Unholy Polyrhythms: Outside Pedestrian’s “Jesu Joy of Man’s Desiring”

A rubber band ball, meticulously constructed and then unceremoniously dropped, that’s what Outside Pedestrian’s “Jesu, Joy of Man’s Desiring” feels like. Not the ball itself, mind you, but the brief, elastic snap of unexpected order being momentarily… let go. We know the Bach tune. It’s a holiday staple, often served up with a side of polite reverence. But here, Anthony Fesmire’s guitar, David Lockeretz’s bass, and Steve Tashjian’s drums wrestle it into something almost unrecognizable.

It’s not disrespectful. It’s like studying a cathedral, brick by meticulous brick, then deciding it would also look great with, I don’t know, neon graffiti and a couple of skate ramps bolted to its side. The polyrhythms tangle and leap. The notes tumble out not like snow, but like loose change spilled on a cold sidewalk. There’s a driving force, like trying to chase a kite in a hurricane.

Unholy Polyrhythms: Outside Pedestrian's "Jesu Joy of Man's Desiring"
Unholy Polyrhythms: Outside Pedestrian’s “Jesu Joy of Man’s Desiring”

And it works! It really works. This isn’t smooth jazz. This is a controlled, beautiful explosion.
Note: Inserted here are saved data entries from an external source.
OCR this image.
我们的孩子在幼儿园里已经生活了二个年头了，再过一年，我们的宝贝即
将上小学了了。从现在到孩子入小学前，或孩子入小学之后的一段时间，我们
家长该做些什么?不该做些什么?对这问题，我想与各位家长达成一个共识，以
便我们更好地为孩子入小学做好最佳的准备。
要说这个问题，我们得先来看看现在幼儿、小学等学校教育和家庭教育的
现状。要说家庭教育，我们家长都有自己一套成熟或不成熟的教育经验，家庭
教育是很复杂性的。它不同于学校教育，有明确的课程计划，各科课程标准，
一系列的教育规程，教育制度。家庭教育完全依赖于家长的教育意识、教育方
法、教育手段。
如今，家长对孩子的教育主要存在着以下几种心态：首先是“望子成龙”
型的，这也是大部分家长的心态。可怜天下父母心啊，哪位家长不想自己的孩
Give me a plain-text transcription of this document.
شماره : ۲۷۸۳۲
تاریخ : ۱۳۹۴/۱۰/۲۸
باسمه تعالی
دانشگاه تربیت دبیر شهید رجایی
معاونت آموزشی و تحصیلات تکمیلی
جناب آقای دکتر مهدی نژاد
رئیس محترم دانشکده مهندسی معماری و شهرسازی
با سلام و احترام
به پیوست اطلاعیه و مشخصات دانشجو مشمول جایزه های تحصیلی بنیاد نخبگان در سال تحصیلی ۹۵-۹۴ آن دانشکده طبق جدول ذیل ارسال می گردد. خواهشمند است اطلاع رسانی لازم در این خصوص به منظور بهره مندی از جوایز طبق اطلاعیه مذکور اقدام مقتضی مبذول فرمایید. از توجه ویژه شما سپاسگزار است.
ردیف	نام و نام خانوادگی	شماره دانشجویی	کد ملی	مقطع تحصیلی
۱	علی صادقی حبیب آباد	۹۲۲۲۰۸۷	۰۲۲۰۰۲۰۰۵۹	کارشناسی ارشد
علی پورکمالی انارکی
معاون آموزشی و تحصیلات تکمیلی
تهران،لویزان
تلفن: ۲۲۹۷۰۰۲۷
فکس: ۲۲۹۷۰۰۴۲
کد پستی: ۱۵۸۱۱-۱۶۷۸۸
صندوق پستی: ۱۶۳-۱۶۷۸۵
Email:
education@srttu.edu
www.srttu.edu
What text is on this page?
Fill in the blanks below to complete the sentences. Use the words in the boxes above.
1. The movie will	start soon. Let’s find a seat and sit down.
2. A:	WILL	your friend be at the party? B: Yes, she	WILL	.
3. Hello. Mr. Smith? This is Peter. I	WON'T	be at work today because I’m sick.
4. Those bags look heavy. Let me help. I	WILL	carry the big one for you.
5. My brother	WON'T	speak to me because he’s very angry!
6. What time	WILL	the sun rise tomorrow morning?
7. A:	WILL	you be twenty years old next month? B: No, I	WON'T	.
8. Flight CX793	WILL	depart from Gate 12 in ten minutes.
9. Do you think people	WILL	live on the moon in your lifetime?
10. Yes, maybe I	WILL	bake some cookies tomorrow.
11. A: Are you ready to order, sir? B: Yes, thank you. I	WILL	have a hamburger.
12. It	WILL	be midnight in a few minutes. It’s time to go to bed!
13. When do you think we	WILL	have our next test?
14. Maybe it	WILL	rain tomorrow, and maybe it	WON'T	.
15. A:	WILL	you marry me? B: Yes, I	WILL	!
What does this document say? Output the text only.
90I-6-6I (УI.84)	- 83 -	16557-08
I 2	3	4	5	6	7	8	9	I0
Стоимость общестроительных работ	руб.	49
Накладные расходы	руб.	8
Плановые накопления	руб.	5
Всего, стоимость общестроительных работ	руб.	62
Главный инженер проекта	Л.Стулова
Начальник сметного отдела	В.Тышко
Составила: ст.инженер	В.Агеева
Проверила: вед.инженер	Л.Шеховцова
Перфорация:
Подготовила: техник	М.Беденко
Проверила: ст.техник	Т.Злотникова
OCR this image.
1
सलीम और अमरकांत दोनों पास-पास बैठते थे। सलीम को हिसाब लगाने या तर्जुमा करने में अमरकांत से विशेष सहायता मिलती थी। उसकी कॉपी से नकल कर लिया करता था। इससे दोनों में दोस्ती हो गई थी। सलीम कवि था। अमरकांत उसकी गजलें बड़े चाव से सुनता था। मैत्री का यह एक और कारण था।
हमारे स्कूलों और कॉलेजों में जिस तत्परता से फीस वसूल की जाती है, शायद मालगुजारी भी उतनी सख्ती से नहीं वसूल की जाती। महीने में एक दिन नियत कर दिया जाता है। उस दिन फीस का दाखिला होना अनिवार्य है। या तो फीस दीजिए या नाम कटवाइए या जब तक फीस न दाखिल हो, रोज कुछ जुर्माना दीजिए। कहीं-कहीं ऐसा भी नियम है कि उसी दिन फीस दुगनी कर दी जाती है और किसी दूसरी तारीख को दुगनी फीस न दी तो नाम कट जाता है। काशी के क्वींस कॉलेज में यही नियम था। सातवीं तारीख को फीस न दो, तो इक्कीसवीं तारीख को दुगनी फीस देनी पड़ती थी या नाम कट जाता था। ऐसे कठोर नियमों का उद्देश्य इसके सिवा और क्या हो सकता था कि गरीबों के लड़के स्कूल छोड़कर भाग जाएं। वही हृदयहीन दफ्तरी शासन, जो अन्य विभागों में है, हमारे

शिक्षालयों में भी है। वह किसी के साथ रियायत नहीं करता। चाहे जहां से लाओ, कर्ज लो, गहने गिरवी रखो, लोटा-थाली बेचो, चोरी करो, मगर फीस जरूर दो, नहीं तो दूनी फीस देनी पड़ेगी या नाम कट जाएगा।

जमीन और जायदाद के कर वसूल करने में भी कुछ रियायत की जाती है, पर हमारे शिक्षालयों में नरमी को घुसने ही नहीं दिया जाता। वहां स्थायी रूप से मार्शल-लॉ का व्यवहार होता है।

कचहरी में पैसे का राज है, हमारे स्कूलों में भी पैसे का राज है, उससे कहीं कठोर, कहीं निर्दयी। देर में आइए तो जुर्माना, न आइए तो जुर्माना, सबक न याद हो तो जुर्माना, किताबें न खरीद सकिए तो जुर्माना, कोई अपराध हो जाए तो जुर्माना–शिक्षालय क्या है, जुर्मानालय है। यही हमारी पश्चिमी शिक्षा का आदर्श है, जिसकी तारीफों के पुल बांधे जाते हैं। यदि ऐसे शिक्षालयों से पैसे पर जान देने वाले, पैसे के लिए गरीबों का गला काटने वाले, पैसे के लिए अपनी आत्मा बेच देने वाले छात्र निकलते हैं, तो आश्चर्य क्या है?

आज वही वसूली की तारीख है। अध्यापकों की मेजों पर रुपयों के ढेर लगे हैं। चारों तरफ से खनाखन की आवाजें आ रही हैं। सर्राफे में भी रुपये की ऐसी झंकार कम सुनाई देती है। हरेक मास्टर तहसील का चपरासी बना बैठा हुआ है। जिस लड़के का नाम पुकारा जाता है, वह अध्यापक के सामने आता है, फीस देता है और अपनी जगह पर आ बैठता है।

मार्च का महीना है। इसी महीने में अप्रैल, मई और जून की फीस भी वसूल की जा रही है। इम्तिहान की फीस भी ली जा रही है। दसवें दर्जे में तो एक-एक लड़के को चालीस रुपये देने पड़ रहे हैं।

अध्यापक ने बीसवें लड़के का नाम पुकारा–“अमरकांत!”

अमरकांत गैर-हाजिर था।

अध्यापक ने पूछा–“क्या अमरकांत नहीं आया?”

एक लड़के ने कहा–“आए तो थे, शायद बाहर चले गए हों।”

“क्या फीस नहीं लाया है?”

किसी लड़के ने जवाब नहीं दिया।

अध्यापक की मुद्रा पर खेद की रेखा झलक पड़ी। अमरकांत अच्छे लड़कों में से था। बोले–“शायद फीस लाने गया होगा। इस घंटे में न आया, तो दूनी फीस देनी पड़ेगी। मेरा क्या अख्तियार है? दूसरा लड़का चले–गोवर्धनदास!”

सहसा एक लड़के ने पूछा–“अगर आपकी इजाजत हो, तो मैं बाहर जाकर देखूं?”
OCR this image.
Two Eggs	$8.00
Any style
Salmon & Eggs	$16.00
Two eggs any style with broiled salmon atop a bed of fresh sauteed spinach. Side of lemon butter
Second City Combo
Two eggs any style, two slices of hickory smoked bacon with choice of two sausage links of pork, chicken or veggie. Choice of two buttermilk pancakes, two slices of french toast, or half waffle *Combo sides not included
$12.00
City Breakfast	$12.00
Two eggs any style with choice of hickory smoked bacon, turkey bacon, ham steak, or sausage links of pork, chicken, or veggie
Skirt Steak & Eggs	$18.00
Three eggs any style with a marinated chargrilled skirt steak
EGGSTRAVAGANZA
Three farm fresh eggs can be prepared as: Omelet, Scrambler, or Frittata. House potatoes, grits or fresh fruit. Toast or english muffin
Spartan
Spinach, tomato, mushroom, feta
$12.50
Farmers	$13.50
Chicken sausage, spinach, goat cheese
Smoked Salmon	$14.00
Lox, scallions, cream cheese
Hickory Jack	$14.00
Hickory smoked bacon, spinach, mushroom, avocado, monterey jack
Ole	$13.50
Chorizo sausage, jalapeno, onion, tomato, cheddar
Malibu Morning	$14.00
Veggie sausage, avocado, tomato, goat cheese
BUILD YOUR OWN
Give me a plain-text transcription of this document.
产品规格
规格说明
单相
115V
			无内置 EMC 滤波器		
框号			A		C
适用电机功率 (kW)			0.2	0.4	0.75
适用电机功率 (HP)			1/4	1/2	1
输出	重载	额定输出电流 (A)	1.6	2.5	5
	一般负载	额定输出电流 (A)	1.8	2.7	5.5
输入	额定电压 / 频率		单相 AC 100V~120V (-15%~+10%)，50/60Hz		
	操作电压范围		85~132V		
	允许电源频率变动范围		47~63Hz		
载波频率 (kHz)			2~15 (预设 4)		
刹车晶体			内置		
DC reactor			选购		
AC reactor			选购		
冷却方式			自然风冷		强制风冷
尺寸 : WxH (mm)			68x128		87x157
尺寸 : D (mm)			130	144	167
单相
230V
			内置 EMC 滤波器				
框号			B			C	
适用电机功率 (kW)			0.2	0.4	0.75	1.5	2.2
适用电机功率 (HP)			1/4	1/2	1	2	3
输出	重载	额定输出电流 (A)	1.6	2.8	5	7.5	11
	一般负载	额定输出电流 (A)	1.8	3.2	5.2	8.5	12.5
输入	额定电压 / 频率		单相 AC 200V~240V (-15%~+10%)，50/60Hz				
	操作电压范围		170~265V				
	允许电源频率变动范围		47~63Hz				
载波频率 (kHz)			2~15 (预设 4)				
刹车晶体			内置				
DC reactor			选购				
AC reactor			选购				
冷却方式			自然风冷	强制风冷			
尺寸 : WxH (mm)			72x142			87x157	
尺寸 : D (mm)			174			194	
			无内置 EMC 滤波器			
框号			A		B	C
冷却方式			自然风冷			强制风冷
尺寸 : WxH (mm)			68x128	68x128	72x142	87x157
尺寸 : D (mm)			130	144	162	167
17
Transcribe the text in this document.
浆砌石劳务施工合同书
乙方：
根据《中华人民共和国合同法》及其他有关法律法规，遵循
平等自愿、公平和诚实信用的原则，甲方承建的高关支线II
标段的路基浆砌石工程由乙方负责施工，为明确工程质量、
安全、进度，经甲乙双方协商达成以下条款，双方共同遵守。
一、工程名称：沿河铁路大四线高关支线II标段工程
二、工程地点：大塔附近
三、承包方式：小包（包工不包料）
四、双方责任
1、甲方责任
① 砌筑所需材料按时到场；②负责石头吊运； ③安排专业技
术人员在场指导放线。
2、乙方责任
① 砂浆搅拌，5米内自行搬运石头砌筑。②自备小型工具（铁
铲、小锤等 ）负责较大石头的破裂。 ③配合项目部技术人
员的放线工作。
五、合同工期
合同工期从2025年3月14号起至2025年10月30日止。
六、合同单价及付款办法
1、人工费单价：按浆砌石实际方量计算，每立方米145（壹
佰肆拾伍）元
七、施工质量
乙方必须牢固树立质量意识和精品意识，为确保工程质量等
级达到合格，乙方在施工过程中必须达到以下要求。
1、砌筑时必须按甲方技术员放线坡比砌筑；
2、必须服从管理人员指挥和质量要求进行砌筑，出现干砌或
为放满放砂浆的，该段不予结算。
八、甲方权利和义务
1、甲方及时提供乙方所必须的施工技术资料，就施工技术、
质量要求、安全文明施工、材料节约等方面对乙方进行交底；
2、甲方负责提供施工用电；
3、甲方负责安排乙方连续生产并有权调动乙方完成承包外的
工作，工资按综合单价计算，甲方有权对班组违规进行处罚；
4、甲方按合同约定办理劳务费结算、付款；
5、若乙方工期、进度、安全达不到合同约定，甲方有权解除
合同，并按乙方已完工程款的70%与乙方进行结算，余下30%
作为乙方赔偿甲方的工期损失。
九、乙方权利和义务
Is it a Christmas single? Technically. Does it make you want to bake cookies or gather ‘round a fire? Probably not. But does it provoke thought? Yes. In the same way that a kaleidoscope reveals a pattern you never expected, “Jesu, Joy” is suddenly new, urgent, somehow less than solemn and way more important. I bet the architects of those cathedrals never expected the future to have distortion pedals. They should have though.

Sometimes, music reveals not just notes, but the potential in noise itself. What will they break next?